Das betrifft selbst gut ausgebildete Ingenieure oder IT-Spezialisten. Die öffentlichen Verwaltungen und die großen inländischen und ausländischen Unternehmen haben nur einen geringen Bedarf an Arbeitskräften und schaffen gerade einmal sieben Prozent aller Jobs in Afrika.
In der nigerianischen Ölindustrie zum Beispiel arbeiten gerade 65.000 Menschen; bei einer Landesbevölkerung von mehr als 200 Millionen. Von den Hochschulabgängern in Tunesien ist mindestens jeder dritte arbeitslos.
Knapp 70 Prozent der Afrikaner sind informell und prekär beschäftigt. Sie halten sich mit Gelegenheitsjobs gerade so über Wasser, arbeiten in der Familie für ein Taschengeld oder in der Landwirtschaft als Tagelöhner. Die afrikanische Wirtschaft ist noch sehr kleinteilig strukturiert. Unternehmen haben im Durchschnitt zehn Mitarbeiter und weniger. Ein Mittelstand wie in Deutschland fehlt völlig. So kann sich keine ausreichende Wachstumsdynamik entwickeln.
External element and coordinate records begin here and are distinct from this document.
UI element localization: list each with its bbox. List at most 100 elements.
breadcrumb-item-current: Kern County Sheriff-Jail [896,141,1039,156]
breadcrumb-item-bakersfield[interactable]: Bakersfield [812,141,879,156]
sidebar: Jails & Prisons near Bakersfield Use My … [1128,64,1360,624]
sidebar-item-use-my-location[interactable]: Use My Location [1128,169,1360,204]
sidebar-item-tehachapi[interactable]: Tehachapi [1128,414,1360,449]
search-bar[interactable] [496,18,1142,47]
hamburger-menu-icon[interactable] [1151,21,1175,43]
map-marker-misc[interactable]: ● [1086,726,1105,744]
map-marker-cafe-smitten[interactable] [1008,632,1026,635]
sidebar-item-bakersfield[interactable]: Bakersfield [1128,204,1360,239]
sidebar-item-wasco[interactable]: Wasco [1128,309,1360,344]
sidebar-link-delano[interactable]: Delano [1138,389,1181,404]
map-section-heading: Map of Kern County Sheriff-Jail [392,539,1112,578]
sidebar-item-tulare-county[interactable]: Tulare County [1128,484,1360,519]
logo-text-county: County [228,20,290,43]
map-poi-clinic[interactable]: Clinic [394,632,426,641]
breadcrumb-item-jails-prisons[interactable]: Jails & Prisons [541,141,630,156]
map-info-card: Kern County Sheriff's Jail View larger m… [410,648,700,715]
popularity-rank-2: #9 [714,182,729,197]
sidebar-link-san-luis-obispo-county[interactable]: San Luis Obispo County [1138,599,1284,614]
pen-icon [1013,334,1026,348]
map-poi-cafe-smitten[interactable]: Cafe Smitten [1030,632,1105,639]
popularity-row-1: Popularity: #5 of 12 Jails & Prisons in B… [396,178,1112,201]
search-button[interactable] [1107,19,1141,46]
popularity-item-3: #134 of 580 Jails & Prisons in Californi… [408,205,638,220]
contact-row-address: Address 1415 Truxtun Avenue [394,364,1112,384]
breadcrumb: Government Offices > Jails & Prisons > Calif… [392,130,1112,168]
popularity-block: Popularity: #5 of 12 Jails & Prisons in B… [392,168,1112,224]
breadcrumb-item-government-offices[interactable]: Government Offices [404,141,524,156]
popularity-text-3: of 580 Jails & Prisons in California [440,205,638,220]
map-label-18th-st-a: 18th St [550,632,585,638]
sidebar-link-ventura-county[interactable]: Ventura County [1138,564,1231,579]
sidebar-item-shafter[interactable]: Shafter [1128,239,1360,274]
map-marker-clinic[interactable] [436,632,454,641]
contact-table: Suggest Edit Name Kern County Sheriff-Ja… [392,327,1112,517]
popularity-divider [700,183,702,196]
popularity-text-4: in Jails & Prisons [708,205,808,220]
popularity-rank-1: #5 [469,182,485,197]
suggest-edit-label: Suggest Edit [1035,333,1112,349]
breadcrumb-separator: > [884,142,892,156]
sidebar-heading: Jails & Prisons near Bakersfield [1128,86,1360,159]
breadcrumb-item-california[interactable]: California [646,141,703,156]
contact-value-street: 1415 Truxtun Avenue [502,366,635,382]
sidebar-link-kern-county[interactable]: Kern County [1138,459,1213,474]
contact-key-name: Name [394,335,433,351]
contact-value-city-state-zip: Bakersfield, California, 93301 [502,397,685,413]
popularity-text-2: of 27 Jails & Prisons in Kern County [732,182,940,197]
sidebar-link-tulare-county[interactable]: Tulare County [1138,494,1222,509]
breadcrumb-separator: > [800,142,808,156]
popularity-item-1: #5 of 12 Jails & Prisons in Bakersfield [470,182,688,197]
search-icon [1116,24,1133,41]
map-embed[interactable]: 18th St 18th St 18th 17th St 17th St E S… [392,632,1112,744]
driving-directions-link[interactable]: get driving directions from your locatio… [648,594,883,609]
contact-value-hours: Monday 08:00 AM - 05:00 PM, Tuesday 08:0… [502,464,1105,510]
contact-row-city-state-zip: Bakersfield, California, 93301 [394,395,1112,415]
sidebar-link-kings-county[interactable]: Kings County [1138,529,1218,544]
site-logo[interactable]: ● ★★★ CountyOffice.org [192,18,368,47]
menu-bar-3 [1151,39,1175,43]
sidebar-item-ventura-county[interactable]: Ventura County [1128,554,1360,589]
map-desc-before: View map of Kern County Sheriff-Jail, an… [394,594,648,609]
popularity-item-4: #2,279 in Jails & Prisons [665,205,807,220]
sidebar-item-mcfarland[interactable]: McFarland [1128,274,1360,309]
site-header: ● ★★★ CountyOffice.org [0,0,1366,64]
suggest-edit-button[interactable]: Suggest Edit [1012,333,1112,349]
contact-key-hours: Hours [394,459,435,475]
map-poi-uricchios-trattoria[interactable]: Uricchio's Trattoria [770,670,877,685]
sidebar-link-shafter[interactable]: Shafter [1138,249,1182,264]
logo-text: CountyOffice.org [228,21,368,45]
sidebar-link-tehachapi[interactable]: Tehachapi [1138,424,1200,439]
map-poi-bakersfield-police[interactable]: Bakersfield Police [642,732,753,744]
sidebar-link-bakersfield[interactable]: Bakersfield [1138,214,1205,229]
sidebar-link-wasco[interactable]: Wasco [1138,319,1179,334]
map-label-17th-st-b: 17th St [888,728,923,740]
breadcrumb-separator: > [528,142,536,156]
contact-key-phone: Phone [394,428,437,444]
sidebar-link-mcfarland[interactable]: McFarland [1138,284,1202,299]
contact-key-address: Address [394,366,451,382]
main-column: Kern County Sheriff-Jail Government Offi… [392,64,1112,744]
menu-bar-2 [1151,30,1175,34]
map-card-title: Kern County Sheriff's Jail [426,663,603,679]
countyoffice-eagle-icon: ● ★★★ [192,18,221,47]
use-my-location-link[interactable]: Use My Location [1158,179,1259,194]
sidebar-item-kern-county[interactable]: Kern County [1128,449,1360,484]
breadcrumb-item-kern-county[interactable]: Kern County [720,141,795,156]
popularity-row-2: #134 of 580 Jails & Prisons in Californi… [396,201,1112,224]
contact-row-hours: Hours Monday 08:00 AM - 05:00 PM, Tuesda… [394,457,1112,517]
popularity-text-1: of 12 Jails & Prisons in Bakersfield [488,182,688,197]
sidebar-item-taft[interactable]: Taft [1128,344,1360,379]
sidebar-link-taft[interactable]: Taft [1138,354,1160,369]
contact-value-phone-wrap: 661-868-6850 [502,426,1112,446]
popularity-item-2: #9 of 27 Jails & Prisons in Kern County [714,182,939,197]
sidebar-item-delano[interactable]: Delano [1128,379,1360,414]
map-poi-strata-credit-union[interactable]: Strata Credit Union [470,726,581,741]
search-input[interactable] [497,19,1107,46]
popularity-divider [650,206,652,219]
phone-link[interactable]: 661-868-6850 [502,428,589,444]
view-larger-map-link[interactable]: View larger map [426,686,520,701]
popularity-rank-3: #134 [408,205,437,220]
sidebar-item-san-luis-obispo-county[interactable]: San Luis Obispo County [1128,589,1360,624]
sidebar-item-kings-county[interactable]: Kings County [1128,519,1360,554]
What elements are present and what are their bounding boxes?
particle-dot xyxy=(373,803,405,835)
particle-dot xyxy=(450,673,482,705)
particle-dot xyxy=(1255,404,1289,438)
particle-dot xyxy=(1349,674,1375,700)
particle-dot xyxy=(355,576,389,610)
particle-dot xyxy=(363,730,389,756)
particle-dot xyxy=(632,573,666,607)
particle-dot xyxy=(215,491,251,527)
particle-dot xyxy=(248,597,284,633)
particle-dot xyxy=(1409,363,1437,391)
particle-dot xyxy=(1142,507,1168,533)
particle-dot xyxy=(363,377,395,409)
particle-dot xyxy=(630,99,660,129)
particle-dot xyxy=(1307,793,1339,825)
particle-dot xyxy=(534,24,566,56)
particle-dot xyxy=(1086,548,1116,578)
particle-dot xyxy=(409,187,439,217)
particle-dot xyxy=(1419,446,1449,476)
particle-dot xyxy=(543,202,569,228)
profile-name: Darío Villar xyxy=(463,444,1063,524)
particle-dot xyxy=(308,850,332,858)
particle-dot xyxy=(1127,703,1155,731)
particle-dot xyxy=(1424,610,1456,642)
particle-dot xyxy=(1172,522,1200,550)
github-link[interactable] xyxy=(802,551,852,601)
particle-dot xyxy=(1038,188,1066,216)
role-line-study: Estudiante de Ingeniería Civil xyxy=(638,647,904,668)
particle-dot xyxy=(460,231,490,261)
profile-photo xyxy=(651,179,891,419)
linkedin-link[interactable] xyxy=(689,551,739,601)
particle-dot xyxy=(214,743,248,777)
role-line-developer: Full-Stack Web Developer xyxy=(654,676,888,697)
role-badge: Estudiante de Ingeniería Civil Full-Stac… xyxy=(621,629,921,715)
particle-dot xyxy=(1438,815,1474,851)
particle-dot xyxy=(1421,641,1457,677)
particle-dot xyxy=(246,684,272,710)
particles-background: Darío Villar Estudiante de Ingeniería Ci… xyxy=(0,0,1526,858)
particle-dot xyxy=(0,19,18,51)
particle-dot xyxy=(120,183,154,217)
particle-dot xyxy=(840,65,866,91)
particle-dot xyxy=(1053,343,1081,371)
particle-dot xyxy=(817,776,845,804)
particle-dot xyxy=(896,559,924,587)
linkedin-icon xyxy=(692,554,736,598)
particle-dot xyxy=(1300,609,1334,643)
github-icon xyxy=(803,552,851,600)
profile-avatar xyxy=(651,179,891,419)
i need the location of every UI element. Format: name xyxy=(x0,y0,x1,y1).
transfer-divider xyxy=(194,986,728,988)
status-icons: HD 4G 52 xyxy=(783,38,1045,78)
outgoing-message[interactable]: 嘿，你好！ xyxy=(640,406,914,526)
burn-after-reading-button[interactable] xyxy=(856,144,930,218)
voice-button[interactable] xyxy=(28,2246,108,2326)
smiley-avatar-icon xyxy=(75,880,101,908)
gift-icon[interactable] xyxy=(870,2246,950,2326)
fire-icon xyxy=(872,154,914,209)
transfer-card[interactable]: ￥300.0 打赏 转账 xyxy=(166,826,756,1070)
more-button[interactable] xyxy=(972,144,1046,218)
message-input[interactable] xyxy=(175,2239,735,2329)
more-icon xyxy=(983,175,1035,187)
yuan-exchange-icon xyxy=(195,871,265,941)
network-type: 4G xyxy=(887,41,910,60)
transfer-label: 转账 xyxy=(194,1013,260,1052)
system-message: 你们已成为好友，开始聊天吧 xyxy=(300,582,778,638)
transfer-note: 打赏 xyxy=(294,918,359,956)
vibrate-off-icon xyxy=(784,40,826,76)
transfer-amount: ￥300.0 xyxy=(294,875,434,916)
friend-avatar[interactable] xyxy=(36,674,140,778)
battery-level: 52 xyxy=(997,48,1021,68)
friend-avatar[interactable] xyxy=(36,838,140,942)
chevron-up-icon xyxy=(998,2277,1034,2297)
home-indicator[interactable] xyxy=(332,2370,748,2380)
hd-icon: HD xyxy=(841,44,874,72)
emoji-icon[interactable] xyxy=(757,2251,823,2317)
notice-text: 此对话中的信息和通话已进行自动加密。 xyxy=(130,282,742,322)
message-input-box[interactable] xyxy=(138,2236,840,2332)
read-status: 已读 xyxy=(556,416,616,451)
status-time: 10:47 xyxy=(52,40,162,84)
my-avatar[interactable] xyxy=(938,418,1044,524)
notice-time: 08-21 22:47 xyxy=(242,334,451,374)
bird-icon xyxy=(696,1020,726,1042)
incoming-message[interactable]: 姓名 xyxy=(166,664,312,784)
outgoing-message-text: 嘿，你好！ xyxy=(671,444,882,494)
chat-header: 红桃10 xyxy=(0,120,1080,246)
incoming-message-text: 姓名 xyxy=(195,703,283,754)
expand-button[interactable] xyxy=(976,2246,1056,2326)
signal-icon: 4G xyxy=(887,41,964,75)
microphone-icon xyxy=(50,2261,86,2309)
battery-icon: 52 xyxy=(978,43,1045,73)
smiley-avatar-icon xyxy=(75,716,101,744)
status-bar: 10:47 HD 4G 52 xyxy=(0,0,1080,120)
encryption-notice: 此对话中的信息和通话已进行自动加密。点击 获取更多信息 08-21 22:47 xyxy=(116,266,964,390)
Extrem abhängig von Rohstoffexporten
Die afrikanischen Eliten fokussieren weiterhin auf die Einnahmen aus Rohstoffexporten, was die Länder extrem abhängig von der Nachfrage multinationaler Konzerne macht. Der ohnehin schon geringe Anteil Afrikas am Weltaußenhandel ist in den letzten Jahren noch gesunken. Die Summe der jährlichen Zuflüsse an Auslandsdirektinvestitionen auf dem Kontinent ist von rund 55 (2010) auf 40 (2020) Milliarden Dollar zurückgegangen.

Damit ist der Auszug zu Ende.